Pressemitteilung der EKHN, Nr. 41
Neue Pröpstin ab Sonntag offiziell im Amt
Festgottesdienst in Frankfurt für Gabriele Scherle
Frankfurt, 8. Oktober 2006. Mit einem Festgottesdienst in der Heiliggeistkirche in Franfurt und anschließendem Empfang wird Kirchenpräsident Dr. Peter Steinacker am Sonntag, den 8. Oktober, um 15 Uhr die neue Pröpstin für die Propstei Rhein-Main offiziell in ihr Amt einführen. Pfarrerin Gabriele Scherle tritt damit die Nachfolge von Helga Trösken an, die als erste Frau dieses leitende geistliche Amt drei Wahlperioden lang, von 1988 bis 2006, inne gehabt hatte. Scherle war von der Kirchensynode der EKHN in Frankfurt am 4. Mai 2006 gewählt worden.
Zur Person
Gabriele Scherle wurde im März 1952 in Pforzheim in einer bäuerlichen Waldenser-Familie geboren. Sie absolvierte nach der Schule eine Ausbildung für den mittleren Beamtendienst in der Finanzverwaltung. Anschließend arbeitete sie zwei Jahre lang als Steuerassistentin und qualifizierte sich für die Fachhochschulreife. Sie studierte zunächst an der Evangelischen Fachhochschule für Sozialwesen in Freiburg und schloss an der Gesamthochschule in Siegen als Diplomsozialarbeiterin ab. Von 1975 an arbeitete sie als Sozialarbeiterin am Psychiatrischen Krankenhaus Marburg und als pädagogische Mitarbeiterin bei der Aktionsgemeinschaft Dienst für den Frieden in Bonn. 1979 begann sie als Stipendiatin des Evangelischen Studienwerks Villigst ihr Theologiestudium in Bonn, später wechselte sie nach Berlin, Jerusalem, Bochum und Wuppertal, wo sie 1987 das I. Theologische Examen ablegte. Ihr Lehrvikariat absolvierte Scherle in der Wiesbadener Bergkirchengemeinde. Für das anschließende Spezialvikariat ging sie nach Dublin an die Irish School of Ecumenics. 1990 wurde sie in Neu Isenburg als Pfarrerin ordiniert, wo sie bis 1999 in der Johannesgemeinde arbeitete. Dann wurde sie Friedenspfarrerin der EKHN. Seit September 2004 war sie Dozentin für Führung und Leitung im Weiterbildungszentrum Burkhardthaus der Evangelischen Kirche in Deutschland (EKD) in Gelnhausen.

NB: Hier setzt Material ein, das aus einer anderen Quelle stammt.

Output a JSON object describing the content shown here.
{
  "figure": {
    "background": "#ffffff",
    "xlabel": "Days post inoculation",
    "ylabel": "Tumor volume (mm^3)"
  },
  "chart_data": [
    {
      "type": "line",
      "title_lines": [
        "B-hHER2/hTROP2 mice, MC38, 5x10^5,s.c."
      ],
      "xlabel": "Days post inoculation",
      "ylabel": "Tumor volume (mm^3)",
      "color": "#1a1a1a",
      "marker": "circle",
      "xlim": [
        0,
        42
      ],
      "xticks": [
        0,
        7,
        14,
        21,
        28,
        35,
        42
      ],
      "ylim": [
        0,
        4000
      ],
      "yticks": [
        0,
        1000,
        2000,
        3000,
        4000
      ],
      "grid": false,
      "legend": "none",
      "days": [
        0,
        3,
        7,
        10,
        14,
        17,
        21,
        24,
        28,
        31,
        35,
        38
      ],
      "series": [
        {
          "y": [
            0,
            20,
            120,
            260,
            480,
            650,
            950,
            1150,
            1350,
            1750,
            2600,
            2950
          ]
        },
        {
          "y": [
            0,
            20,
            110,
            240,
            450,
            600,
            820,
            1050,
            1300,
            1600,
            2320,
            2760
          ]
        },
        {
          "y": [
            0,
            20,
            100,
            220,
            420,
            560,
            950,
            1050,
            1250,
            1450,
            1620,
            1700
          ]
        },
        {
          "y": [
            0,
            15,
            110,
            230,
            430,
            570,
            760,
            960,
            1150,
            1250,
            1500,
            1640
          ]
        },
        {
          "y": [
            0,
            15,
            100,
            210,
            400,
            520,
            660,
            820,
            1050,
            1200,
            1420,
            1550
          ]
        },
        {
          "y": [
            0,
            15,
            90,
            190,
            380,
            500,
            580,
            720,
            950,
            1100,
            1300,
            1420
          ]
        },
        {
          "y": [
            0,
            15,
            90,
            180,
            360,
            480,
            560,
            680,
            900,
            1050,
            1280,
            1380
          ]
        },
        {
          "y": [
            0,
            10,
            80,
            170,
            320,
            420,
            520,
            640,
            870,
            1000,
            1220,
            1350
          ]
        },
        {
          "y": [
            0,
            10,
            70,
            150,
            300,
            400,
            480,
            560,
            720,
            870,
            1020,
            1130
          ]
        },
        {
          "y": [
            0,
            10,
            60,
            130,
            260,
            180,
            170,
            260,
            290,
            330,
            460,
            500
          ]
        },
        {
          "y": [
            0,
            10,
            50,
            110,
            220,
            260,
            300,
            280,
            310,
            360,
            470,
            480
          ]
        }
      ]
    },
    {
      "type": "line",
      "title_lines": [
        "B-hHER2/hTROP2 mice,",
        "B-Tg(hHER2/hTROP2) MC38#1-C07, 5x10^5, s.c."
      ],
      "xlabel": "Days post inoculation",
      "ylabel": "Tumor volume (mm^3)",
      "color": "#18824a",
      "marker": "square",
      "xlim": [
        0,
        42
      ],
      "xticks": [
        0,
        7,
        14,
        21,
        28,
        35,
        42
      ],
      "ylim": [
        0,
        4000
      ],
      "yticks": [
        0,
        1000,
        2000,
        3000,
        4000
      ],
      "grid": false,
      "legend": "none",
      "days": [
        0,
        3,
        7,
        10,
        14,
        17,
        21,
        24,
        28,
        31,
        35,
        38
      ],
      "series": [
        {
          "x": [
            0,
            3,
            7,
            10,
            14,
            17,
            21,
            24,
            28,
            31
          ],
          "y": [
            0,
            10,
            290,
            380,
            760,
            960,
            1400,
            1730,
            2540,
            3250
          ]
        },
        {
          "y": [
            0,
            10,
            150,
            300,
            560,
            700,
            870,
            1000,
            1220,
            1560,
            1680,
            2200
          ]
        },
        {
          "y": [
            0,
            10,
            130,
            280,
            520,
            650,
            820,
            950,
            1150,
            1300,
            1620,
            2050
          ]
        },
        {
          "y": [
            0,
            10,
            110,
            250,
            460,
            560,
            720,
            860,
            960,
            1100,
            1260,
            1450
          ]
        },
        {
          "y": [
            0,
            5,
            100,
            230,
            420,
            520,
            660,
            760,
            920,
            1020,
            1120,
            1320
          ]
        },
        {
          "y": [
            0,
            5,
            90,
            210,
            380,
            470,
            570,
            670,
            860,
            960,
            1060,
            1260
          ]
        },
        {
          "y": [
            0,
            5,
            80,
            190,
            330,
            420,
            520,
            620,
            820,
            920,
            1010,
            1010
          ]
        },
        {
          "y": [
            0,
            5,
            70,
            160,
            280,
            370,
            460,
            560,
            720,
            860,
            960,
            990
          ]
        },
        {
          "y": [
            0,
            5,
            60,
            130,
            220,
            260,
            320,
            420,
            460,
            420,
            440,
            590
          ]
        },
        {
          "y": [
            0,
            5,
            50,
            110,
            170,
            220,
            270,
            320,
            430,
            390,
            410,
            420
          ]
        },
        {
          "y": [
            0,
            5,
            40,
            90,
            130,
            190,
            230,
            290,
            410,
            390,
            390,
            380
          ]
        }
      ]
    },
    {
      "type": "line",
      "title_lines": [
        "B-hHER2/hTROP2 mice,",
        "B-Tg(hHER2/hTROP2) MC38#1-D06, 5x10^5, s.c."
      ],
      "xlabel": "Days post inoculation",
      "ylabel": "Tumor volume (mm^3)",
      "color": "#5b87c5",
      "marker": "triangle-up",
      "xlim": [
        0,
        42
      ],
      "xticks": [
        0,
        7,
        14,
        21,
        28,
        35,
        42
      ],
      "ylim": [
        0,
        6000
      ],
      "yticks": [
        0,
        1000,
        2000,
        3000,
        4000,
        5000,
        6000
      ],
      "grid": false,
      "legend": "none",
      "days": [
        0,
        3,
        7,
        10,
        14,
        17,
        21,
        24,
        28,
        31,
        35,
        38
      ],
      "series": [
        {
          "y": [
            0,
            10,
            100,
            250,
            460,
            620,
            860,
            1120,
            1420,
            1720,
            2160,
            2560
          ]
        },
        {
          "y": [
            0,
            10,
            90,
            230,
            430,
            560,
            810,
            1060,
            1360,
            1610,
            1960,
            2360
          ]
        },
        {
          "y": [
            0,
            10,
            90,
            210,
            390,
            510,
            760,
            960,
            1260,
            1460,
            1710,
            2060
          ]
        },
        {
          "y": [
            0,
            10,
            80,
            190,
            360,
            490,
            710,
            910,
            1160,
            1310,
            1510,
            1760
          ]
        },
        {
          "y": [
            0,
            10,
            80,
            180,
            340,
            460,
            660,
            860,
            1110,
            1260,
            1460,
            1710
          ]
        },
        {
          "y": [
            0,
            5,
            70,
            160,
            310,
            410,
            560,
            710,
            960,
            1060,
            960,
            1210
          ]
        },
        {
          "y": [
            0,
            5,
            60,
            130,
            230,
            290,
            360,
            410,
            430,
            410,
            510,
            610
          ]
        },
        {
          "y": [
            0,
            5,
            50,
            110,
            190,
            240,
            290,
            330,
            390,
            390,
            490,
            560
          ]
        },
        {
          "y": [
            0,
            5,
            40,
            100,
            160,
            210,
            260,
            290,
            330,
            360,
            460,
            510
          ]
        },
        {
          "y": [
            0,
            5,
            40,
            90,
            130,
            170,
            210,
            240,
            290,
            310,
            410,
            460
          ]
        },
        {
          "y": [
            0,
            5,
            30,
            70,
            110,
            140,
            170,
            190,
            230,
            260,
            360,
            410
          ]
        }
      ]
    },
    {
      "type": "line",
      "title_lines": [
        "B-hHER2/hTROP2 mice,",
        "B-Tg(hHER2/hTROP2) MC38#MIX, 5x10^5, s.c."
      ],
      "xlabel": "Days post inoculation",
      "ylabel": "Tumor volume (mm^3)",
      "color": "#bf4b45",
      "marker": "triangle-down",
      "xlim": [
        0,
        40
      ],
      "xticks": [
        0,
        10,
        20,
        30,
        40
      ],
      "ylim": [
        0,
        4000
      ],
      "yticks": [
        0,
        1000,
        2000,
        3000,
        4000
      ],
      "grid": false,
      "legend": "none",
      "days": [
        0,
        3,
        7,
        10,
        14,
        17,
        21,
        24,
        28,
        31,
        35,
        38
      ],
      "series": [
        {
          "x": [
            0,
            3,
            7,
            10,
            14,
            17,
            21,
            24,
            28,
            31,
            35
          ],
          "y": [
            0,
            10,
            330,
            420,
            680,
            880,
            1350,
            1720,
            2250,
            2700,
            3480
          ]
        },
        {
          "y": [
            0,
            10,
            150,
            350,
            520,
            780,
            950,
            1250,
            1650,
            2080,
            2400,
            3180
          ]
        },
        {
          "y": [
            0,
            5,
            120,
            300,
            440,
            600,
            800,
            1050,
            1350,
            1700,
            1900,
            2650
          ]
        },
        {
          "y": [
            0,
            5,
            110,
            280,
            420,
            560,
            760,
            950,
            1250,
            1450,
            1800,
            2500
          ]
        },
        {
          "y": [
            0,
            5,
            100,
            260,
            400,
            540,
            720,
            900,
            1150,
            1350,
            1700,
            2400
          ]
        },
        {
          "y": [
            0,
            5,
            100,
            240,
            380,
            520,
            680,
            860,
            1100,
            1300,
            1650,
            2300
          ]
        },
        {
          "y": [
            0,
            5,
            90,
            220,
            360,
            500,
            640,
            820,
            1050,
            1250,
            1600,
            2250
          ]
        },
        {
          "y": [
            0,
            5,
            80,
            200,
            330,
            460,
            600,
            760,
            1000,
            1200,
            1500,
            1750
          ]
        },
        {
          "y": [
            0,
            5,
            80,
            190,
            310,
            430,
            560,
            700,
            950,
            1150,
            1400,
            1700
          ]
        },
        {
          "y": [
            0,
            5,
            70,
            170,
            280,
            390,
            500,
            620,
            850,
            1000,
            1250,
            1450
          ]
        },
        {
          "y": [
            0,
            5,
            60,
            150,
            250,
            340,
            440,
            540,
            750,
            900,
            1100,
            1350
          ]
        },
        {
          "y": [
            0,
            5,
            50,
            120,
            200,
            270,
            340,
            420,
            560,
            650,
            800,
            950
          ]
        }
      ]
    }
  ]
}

Scherle war von 1980 bis 1984 stellvertretende Vorsitzende der Aktion Sühnezeichen/Friedensdienste in Berlin, absolvierte von 1998 bis 2001 eine berufsbegleitende Ausbildung in Gemeindeberatung und Organisationsentwicklung und wirkte seitdem als ehrenamtliche Gemeindeberaterin in der EKHN. Sie gehört dem Arbeitskreis Kirche und Israel, dem Vorstand der Martin-Niemöller-Stiftung und dem Ausschuss für Diakonie, Mission und Ökumene der EKD-Synode an. Gabriele Scherle ist verheiratet mit Dr. Peter Scherle, Professor am Theologischen Seminar in Herborn.
Pröpstin, Propstei und Leitendes Geistliches Amt
Die EKHN ist in sechs Propsteien untergliedert. Die Propstei Rhein-Main mit Sitz in Frankfurt reicht von Ginsheim-Gustavsburg im Westen bis nach Seligenstadt im Osten sowie von nördlichen Stadtrand Frankfurts bis nach Egelsbach im Süden. Zur Propstei gehören circa 335 000 evangelische Christen in knapp 150 Gemeinden und neun Dekanaten. Die Pröpstin ist als geistliche Repräsentantin zuständig für die Begleitung und Visitation der Gemeinden, Pfarrerinnen und Pfarrer, für die Besetzung der Stellen und Ordinationen. Zusammen mit ihren fünf Kolleginnen und Kollegen sowie dem Kirchenpräsidenten und dessen Stellvertreterin bildet die Pröpstin das Leitende Geistliche Amt, das als Gremium die Bischofsfunktion, also die geistliche Leitung, in der EKHN ausübt.